Bu yüzden her geçen yıl Türkiye’nin ciddi bir yurtdışı satış kalemi olan gül yağının aynı miktarlarda üretilmesi için bir miktar daha dikimlerin yapılması gerekiyor. Bu konudaki çalışmalarımızda şu an devam etmekte. Aynı zamanda gül, yörenin bir kültürü olması yanında bir eko turizm aracı. Önümüzdeki yıllarda yörede eko turizmin ciddi anlamda canlanacağını düşünüyoruz. Bununla ilgili çalışmalarımız şu anda bütün hızıyla devam ediyor. İlk gül turlarımızı geçen hafta itibari ile kabul etmeye başladık.
Şu anda ilk gül turları için gelenler var, bu konuyla ilgili bağlantı yapmaya çalışanlar var.

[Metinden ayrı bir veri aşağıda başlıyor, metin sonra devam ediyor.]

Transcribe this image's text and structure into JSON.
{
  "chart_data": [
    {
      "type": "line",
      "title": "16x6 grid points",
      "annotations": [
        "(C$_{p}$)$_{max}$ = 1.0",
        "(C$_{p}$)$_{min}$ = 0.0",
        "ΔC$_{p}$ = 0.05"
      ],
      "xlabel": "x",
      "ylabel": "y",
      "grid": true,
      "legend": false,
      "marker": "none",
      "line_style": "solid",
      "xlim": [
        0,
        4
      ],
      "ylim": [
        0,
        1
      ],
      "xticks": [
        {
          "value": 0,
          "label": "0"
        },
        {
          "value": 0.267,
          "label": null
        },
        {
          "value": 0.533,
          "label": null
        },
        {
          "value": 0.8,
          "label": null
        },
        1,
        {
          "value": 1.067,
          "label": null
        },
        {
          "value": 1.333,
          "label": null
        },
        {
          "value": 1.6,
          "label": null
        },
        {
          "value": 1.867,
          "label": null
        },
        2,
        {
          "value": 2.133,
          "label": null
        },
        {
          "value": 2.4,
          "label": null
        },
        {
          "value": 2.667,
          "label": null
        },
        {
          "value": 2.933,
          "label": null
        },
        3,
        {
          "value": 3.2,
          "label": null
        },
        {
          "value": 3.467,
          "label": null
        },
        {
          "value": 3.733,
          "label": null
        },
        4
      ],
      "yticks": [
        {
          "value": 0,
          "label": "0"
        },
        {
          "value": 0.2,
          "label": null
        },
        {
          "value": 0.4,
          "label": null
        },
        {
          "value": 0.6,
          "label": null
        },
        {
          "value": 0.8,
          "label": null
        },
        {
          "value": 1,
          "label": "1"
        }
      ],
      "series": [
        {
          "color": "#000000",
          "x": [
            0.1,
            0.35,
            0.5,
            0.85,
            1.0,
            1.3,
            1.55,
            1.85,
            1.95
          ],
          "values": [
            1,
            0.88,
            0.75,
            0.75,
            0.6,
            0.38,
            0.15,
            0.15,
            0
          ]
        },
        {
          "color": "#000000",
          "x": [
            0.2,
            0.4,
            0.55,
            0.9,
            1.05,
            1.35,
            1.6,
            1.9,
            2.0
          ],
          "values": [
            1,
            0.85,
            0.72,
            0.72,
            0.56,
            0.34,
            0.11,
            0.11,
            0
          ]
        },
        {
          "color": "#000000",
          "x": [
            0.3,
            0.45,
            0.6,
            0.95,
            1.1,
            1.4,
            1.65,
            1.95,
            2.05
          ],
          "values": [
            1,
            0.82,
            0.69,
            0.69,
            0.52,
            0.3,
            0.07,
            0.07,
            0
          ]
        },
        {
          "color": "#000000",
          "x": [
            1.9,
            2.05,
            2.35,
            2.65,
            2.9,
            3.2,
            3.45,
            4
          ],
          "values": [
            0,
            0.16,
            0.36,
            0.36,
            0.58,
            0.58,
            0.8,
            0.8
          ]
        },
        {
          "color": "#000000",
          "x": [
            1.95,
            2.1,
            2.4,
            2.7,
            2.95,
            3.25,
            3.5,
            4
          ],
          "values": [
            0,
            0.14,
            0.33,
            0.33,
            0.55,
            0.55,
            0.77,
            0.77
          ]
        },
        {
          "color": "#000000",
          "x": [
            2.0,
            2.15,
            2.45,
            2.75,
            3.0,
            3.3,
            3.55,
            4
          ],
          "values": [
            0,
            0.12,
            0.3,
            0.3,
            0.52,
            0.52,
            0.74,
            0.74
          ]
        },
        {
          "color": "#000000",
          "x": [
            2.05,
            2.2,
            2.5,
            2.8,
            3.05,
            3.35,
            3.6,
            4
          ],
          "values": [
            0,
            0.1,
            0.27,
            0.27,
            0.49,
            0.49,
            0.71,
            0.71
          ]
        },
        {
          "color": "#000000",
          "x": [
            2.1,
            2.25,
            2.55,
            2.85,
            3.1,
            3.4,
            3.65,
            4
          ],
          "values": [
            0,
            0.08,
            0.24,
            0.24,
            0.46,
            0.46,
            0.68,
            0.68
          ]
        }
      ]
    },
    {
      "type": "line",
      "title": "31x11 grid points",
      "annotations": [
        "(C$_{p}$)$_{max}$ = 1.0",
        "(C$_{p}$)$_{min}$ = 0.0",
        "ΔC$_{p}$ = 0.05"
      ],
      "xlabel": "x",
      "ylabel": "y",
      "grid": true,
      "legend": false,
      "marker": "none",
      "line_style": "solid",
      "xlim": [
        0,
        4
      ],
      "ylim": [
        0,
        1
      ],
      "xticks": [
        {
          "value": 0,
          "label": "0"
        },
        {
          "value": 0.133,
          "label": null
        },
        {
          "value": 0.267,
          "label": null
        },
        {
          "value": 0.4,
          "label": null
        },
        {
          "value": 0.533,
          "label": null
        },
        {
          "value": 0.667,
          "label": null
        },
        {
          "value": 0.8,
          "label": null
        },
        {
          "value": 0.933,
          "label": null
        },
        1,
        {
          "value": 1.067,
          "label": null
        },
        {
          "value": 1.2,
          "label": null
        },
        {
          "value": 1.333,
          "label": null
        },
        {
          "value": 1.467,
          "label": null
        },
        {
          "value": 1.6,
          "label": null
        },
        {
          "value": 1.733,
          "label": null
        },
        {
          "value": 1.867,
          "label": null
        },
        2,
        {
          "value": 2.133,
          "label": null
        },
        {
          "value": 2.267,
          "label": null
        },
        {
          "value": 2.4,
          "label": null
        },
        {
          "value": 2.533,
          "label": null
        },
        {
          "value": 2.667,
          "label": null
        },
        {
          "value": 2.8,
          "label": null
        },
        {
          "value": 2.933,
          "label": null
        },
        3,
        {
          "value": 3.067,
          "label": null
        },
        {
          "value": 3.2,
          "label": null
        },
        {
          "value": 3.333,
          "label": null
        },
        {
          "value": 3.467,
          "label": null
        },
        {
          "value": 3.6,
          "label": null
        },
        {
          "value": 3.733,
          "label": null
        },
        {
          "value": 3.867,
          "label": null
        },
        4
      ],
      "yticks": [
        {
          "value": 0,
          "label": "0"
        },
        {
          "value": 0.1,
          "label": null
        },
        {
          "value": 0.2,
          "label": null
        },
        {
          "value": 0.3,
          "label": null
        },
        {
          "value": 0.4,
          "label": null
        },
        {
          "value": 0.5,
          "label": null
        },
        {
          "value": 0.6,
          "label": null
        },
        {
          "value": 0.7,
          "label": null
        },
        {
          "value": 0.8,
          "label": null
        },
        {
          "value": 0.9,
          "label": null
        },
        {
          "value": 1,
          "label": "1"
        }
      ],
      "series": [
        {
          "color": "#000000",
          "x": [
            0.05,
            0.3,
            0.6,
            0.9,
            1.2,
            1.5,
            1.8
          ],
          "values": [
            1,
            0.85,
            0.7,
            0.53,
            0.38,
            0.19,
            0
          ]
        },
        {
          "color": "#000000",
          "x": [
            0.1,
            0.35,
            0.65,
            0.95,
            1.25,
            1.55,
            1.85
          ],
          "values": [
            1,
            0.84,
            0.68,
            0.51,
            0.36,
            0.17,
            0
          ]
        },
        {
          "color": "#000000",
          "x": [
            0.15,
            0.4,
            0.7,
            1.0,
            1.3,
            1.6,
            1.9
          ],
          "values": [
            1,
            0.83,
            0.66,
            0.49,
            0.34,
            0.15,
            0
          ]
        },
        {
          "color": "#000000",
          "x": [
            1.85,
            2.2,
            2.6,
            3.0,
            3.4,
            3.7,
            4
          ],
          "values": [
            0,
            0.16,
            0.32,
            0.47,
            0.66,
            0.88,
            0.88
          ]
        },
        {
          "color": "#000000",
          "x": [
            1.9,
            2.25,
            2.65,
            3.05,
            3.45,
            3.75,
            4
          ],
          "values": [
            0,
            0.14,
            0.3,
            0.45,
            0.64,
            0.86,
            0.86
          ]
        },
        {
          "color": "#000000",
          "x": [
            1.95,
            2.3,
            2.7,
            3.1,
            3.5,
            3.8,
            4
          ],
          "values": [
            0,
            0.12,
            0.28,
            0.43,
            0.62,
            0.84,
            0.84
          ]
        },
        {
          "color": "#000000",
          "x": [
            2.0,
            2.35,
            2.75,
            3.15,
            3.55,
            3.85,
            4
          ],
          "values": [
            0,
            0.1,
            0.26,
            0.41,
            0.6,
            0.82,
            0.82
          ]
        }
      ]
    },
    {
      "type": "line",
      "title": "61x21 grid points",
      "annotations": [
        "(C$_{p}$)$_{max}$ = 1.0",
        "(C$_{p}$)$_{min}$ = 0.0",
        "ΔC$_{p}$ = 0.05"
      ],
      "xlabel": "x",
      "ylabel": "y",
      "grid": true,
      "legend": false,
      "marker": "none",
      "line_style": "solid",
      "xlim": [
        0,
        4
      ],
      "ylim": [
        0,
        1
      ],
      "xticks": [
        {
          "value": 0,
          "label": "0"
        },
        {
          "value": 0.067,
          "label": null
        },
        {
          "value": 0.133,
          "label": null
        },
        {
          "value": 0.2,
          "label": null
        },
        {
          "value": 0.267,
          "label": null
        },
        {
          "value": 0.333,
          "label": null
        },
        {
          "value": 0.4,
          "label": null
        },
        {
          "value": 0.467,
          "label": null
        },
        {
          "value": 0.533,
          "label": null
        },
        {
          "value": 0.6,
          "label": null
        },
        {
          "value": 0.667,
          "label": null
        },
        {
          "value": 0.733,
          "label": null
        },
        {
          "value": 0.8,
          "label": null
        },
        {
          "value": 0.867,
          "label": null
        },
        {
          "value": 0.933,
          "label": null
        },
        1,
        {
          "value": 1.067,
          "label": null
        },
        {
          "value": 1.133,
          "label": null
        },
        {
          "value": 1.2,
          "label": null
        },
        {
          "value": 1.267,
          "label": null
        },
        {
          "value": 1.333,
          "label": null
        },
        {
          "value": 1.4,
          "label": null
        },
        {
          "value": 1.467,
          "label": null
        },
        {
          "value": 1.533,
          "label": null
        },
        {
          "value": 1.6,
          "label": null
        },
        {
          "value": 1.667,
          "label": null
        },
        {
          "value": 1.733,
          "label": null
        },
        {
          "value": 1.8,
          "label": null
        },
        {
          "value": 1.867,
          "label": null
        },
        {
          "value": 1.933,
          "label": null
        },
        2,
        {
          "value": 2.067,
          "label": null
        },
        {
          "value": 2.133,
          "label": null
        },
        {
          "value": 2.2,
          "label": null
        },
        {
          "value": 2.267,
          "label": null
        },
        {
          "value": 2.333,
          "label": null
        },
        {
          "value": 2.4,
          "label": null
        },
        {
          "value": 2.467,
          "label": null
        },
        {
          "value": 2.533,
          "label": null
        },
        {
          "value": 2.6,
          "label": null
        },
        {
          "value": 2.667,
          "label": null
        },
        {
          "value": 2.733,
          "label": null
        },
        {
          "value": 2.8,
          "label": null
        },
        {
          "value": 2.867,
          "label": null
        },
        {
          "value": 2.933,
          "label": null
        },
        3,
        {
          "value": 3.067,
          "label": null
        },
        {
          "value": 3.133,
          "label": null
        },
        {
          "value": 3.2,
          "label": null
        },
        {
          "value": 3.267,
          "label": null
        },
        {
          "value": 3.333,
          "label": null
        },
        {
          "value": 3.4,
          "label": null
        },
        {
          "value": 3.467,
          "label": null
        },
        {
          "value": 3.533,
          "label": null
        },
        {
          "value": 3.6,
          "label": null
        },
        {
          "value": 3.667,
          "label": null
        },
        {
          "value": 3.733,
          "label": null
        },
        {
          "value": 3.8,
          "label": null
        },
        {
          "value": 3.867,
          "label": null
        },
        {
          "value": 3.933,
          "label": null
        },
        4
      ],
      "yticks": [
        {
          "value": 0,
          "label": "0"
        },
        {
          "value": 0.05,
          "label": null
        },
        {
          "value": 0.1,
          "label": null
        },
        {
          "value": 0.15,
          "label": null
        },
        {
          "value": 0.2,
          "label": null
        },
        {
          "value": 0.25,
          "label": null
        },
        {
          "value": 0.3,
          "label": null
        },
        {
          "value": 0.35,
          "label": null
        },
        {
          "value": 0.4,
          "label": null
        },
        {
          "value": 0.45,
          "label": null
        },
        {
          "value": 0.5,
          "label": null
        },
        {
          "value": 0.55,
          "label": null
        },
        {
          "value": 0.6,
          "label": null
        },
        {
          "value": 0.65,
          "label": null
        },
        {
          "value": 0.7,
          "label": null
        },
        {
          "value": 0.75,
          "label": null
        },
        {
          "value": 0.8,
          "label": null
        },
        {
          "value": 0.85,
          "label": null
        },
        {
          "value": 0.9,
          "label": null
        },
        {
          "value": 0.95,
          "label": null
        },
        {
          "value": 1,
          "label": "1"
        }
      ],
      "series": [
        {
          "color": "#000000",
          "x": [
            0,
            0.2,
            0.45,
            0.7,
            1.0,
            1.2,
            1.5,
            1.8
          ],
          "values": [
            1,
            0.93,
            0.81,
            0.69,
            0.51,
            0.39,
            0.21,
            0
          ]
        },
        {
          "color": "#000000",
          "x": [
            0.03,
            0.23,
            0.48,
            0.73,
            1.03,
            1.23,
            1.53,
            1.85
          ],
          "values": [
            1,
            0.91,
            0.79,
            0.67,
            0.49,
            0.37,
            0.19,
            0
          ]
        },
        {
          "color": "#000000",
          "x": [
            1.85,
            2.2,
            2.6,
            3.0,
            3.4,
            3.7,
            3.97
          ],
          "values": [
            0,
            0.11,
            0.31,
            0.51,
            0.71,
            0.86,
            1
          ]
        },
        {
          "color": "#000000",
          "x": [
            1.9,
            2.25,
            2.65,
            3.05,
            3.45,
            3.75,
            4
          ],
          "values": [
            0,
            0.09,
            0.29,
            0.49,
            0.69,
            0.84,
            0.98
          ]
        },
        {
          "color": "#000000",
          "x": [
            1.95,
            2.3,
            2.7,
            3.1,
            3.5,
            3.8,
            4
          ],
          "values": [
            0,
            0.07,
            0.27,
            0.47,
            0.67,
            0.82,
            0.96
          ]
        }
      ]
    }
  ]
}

Geçen yıl sezon 15 Mayıs’ta başlamıştı, bu yıl ise çok daha erken, üç hafta erken gül sezonu açıldı. Şu an da gül turları için bekleyenler var. Önümüzdeki günlerde hızlı bir şekilde turlar devam edecektir ki son yıllarda biz özellikle gül turizminde yüzde yüzlere varan bir ivme yakalamış durumdayız. O yüzden ziyaret talepleri şu anda fazlasıyla artmış durumda” dedi.
500 KİLO GÜLDEN 100-150 GRAM YAĞ ELDE EDİYORUZ
Sabahın erken saatlerinde göl manzaralı tarlalarda başlayan hasat güllerin toplanmasının ardından gül yağı çıkarma tesislerinde devam ediyor. Tarlalardan getirilen güllerin hangi aşamalardan geçtiğini de anlatan Sarıca, “Tarlalardan gelen gülleri kazana doldurduktan sonra ortalama 500 kilogram oranında kazanlara gülü basıyoruz. Onun üzerine güllerin yanmaması için üzerine biraz su gezdirdikten sonra serpantinlere buhar vererek suyun kaynamasını sağlıyoruz. Su kaynadıktan sonra gülün içinden geçerken buharlar, yapısına gülün yağını da alarak bu şeklinde seperatöre geliyor. Seperatörde soğuk suyun dolaştığı borular var. Oralarda yoğunlaşarak aşağıdaki florentin kabına kadar iniyor. Florentin kabında üst kısımda yağ, alt kısımda da gül suyu birikiyor. Ortalama bir kazana 500 kilogram gül basabiliyoruz tabi bunlar büyük kazanlar. Yani gülün yağ verimine göre bir kazandan 100 ile 150 gram arasında bir gül yağı alabiliyoruz” dedi.
Gül yağı güzel kokusu, içinde barındırdığı vitaminler ve sakinleştirici ve ferahlatıcı özelliği nedeniyle kozmetikte, temizlikte ve aromaterapide, saç bakım ürünlerinde, cilt bakım ürünlerinde kullanılıyor.